Освободился я из лагеря в 1956 и тогда для себя решил, что в этой стране жить не буду.
Андрею больше нечего было рассказывать. Мы шли молча, обходя людей в этом стойле, похожем на место для содержания скота перед отправкой на бойню. Пенистая река растянулась почти на весь двор.
— У нас ещё есть минут двадцать, чтоб погулять, — сказал Андрей. — Вот как моча дойдет до того места под скамейкой, так прогулка и окончится, — и он указал на столбик, до которого оставалось чуть больше метра.
— Так что случилось с вами в Финляндии? — теперь спрашивал меня Андрей.
Ругая себя, я стал рассказывать Андрею, какие ошибки мы сделали и как были задержаны.
— Надо было вам как можно дальше уходить от границы, — выслушав меня сказал он.
Двенадцатое отделение уводили с прогулки, мы были следующими. Пена подошла к столбику и остановилась.
Прогулка закончилась.
43
БАНЯ С ПОКОЙНИКОМ
— Подъем! Баня! Снимайте бельё с постелей! — громко кричали санитары и стучали дверями, открывая палаты.
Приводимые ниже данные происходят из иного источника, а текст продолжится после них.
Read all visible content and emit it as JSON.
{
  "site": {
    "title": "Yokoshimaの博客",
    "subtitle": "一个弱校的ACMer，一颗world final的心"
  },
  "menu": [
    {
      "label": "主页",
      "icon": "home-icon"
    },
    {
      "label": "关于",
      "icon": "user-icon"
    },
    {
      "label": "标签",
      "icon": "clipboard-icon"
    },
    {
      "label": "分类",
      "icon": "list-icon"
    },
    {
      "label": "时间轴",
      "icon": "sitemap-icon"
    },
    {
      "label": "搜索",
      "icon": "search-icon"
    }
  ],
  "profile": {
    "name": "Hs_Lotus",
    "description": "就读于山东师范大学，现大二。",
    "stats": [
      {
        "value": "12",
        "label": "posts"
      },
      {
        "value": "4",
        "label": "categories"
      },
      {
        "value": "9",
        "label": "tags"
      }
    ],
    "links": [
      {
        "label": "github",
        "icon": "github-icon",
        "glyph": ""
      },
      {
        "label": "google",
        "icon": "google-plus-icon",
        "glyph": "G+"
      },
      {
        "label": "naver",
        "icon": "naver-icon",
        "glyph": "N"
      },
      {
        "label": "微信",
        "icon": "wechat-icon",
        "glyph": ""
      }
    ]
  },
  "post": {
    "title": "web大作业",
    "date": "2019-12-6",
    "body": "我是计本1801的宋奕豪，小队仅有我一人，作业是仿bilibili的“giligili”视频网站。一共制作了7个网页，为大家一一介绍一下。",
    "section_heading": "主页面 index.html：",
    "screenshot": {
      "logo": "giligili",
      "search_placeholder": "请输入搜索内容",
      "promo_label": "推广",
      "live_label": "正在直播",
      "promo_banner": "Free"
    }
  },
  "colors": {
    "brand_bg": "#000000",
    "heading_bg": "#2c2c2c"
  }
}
За окном темно, даже стрижи ещё спят.
Отделение строем двинулось в баню. Это было то самое полуподвальное помещение, где мы принимали холодный душ, попав в больницу. В маленькой раздевалке было тесно, и она не вмещала всех людей. Санитары с криком и угрозами подгоняли больных поскорее раздеваться и заходить в душевую. Из тех же ржавых восьми леек еле текла чуть теплая вода. Использованные куски хозяйственного мыла передавались из рук в руки. На бетонном полу не было никаких деревянных настилов, и мыльная грязная вода, не успевая сливаться в канализацию, покрывала весь пол комнаты.
Голые, желтого цвета тела с атрофированными мышцами и круглыми надутыми животами окружали меня со всех сторон. Намылившись один раз и смыв с себя мыло я выскочил из душа в раздевалку, где было окошко для выдачи чистого белья. Там в полумраке возле окна сидел больной из нашего отделения. По обе стороны от него стояли два плохо обструганных деревянных гроба, на них он разложил стопками полотенца, рубашки, трусы и кальсоны.
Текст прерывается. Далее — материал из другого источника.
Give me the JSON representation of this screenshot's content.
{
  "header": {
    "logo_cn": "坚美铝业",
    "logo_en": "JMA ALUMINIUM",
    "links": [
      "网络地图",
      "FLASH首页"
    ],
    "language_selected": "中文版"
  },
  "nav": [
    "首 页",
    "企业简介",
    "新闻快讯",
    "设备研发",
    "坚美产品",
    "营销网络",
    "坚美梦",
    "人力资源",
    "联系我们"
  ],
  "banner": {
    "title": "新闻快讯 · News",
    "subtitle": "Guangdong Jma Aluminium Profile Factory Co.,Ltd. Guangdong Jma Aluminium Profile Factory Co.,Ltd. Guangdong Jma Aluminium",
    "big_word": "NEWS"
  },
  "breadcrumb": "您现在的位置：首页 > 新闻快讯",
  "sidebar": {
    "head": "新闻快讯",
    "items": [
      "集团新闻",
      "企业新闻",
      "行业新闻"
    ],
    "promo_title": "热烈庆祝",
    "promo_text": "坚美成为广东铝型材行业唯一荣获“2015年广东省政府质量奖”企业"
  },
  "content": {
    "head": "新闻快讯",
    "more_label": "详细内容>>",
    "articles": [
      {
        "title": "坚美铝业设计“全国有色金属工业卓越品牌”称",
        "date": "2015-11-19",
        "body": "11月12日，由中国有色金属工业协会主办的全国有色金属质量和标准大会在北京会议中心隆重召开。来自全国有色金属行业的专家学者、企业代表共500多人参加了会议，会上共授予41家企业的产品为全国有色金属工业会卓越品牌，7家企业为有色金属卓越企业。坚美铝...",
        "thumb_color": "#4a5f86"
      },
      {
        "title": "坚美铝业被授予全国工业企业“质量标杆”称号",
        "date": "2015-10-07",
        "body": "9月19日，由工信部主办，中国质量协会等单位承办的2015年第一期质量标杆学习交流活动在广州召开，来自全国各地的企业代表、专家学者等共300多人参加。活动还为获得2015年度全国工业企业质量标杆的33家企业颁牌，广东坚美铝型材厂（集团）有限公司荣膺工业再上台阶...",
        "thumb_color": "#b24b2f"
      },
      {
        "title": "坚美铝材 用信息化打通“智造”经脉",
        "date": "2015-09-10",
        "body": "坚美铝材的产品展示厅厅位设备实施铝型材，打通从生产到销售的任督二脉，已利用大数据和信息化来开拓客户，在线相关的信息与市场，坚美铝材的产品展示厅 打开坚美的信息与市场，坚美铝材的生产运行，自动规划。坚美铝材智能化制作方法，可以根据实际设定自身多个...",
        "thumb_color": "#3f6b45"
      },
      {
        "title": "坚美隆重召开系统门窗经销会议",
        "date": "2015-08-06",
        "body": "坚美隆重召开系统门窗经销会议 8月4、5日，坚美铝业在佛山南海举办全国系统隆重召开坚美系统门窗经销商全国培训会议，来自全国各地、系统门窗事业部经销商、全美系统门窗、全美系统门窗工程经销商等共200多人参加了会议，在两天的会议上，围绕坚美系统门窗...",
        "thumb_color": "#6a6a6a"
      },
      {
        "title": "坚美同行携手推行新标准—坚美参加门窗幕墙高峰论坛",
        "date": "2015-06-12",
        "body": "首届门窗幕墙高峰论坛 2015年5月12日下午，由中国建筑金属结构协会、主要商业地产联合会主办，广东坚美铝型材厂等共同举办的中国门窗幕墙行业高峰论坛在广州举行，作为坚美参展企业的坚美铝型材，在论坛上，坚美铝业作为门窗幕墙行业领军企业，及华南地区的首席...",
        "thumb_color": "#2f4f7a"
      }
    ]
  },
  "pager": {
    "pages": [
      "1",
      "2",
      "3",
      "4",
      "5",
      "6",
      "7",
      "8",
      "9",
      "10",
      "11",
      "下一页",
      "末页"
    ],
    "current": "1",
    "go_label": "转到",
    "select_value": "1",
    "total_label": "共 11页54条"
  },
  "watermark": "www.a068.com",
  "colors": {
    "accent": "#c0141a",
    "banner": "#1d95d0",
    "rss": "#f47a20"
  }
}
— А почему здесь гробы? Что их хранить больше негде? — спросил я.
— Потому, что морг здесь. Вон и на выписку мужик лежит, — и он указал рукой во мрак, где только теперь я разглядел прикрытого простынею покойника, лежавшего на бетонном столе. Меня охватило чувство брезгливости к выданным вещам и хотелось поскорее выбраться из этого помещения. Только теперь я понял смысл слов больных, когда они рассказывали о ком-то и говорили: «Он выписался через „баню“».
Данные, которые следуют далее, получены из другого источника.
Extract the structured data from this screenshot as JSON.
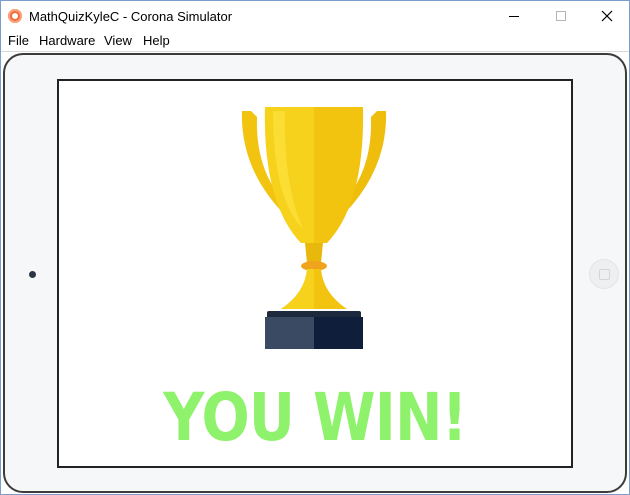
{
  "window": {
    "title": "MathQuizKyleC - Corona Simulator"
  },
  "menu": {
    "items": [
      "File",
      "Hardware",
      "View",
      "Help"
    ]
  },
  "screen": {
    "message": "YOU WIN!",
    "message_color": "#8ef26c",
    "image": "trophy-icon"
  },
  "colors": {
    "trophy_gold": "#f2c40f",
    "trophy_highlight": "#fde03a",
    "trophy_base": "#2a3b55",
    "device_frame": "#f6f7f8"
  }
}
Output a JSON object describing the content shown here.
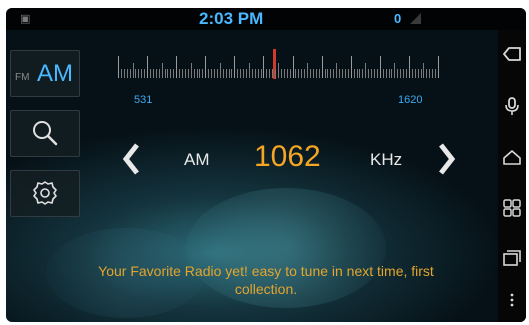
{
  "status_bar": {
    "time": "2:03 PM",
    "badge": "0",
    "left_icon": "sd-card-icon",
    "right_icon": "signal-icon"
  },
  "left_panel": {
    "band_button": {
      "secondary": "FM",
      "primary": "AM"
    },
    "search_icon": "search-icon",
    "settings_icon": "settings-icon"
  },
  "dial": {
    "min_label": "531",
    "max_label": "1620",
    "needle_color": "#d03a2a",
    "tuned_value": 1062,
    "range": [
      531,
      1620
    ]
  },
  "tuner": {
    "band": "AM",
    "frequency": "1062",
    "unit": "KHz",
    "prev_icon": "chevron-left-icon",
    "next_icon": "chevron-right-icon"
  },
  "message": "Your Favorite Radio yet! easy to tune in next time, first collection.",
  "right_bar": {
    "icons": [
      "back-icon",
      "microphone-icon",
      "home-icon",
      "apps-grid-icon",
      "recent-apps-icon",
      "more-icon"
    ]
  },
  "colors": {
    "accent_blue": "#4ab8ff",
    "frequency_orange": "#f5a623",
    "message_orange": "#e3a52c"
  }
}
Санитар заметил, что я уже стою одетый у выхода, когда большинство ещё только выходит из душа одеваться.
— Ты и ты, — ткнул он пальцем на меня и на другого парня. — Сметите воду в душевой и раздевалку протрите. Только давайте побыстрей!
Он приказал раздатчику выдать нам швабры и тряпки. Мне очень не хотелось снова спускаться в баню. Я шел и ругал себя за то, что попался на глаза санитару, но делать было нечего.
В отделении существовал строгий порядок в отношении заправки кроватей, за которыми ревностно следили санитары и медсестры. Можно было сидеть, но лежать на заправленной кровати категорически запрещалось. Хочешь лечь — разденься и расстели постель, встал — заправь кровать, поэтому приходилось в течение дня по нескольку раз разбирать и заправлять кровать. Может быть, для здорового человека это просто мало-приятное и нудное занятие, но под воздействием нейролептиков — это была очень тяжелая работа.
44
СВИДАНИЕ С РОДИТЕЛЯМИ
Перед самым обедом меня вызвали на свидание.
— Ведите его, только сначала переоденьте, — приказала медсестра санитару.